= S. H. Steinberg =

German scholar (1899–1969)

Sigfrid Henry Steinberg (3 August 1899 – 28 January 1969) FRHS was a German scholar who emigrated to Britain where he worked as an historical author and editor.

==Early life and family==
Sigfrid Steinberg was born on 3 August 1899 in Goslar, Germany. He emigrated to Britain in 1936 to take up a research fellowship at The Courtauld Institute of Art in London.

==Career==
In Britain, Steinberg had a career as an author and editor, working for various publishing houses and producing a number of popular historical reference books.
His main profession was: "Editor of The Statesman's Yearbook" (1946–1969)

==Death==
Steinberg died on 28 January 1969.

==Selected publications==
- A One-Year German Course.

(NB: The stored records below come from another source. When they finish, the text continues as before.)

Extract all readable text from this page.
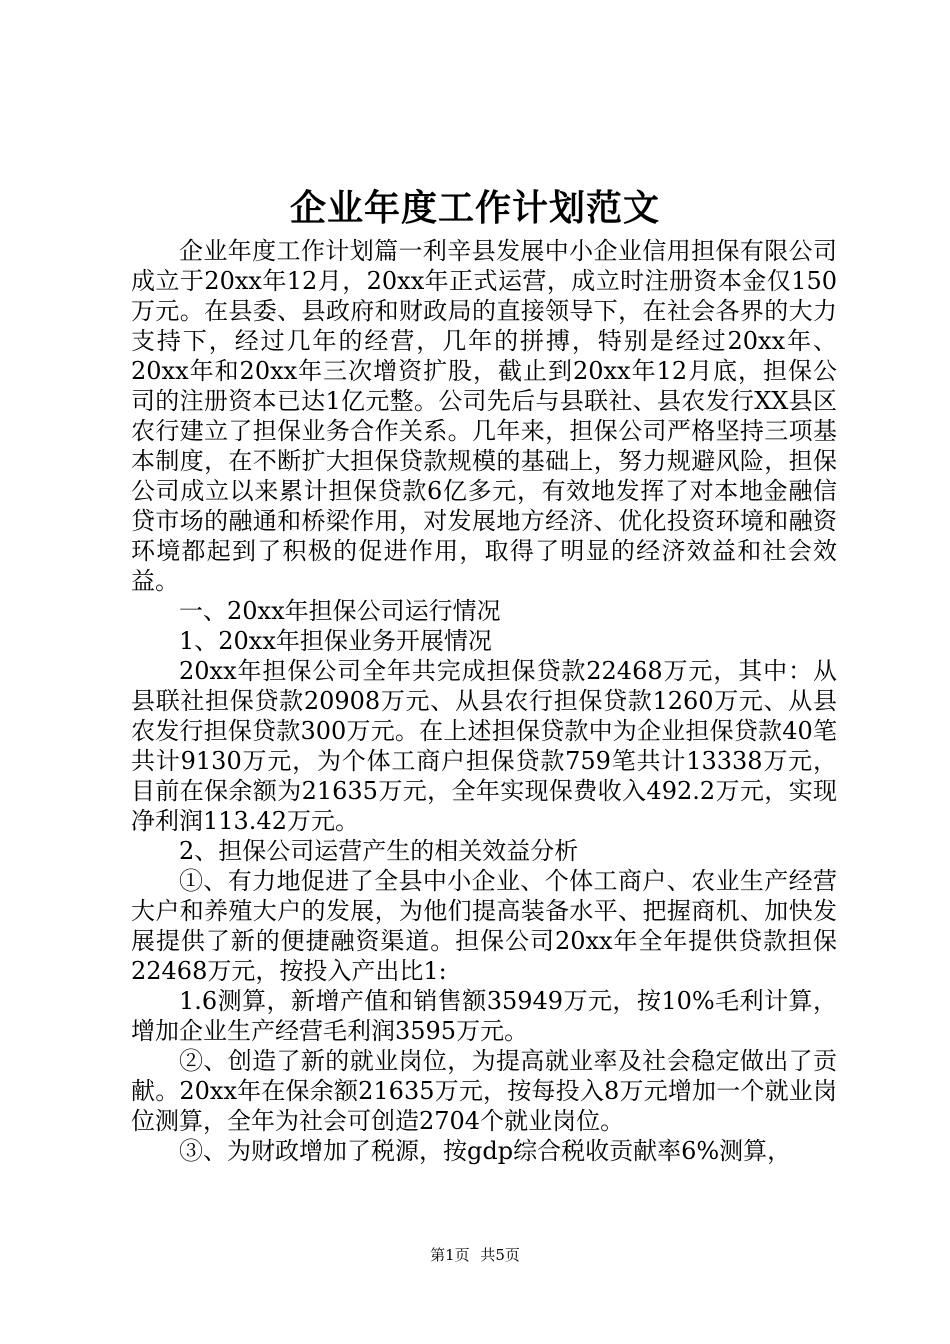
企业年度工作计划范文

企业年度工作计划篇一利辛县发展中小企业信用担保有限公司成立于20xx年12月，20xx年正式运营，成立时注册资本金仅150万元。在县委、县政府和财政局的直接领导下，在社会各界的大力支持下，经过几年的经营，几年的拼搏，特别是经过20xx年、20xx年和20xx年三次增资扩股，截止到20xx年12月底，担保公司的注册资本已达1亿元整。公司先后与县联社、县农发行XX县区农行建立了担保业务合作关系。几年来，担保公司严格坚持三项基本制度，在不断扩大担保贷款规模的基础上，努力规避风险，担保公司成立以来累计担保贷款6亿多元，有效地发挥了对本地金融信贷市场的融通和桥梁作用，对发展地方经济、优化投资环境和融资环境都起到了积极的促进作用，取得了明显的经济效益和社会效益。

一、20xx年担保公司运行情况

1、20xx年担保业务开展情况

20xx年担保公司全年共完成担保贷款22468万元，其中：从县联社担保贷款20908万元、从县农行担保贷款1260万元、从县农发行担保贷款300万元。在上述担保贷款中为企业担保贷款40笔共计9130万元，为个体工商户担保贷款759笔共计13338万元，目前在保余额为21635万元，全年实现保费收入492.2万元，实现净利润113.42万元。

2、担保公司运营产生的相关效益分析

①、有力地促进了全县中小企业、个体工商户、农业生产经营大户和养殖大户的发展，为他们提高装备水平、把握商机、加快发展提供了新的便捷融资渠道。担保公司20xx年全年提供贷款担保22468万元，按投入产出比1:

1.6测算，新增产值和销售额35949万元，按10%毛利计算，增加企业生产经营毛利润3595万元。

②、创造了新的就业岗位，为提高就业率及社会稳定做出了贡献。20xx年在保余额21635万元，按每投入8万元增加一个就业岗位测算，全年为社会可创造2704个就业岗位。

③、为财政增加了税源，按gdp综合税收贡献率6%测算，

第1页 共5页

Macmillan, London, 1939.
- Historical Tables &c. Macmillan, London, 1939. (Eight editions)
- Fifteen German Poets. Macmillan, London, 1945. (Editor)
- Five Hundred Years of Printing. Faber & Faber, London, 1959.
- A New Dictionary of British History. Edward Arnold, London, 1963. (Editor)
- The Thirty Years War and the Conflict for European Hegemony 1600-1660. Edward Arnold, London, 1966.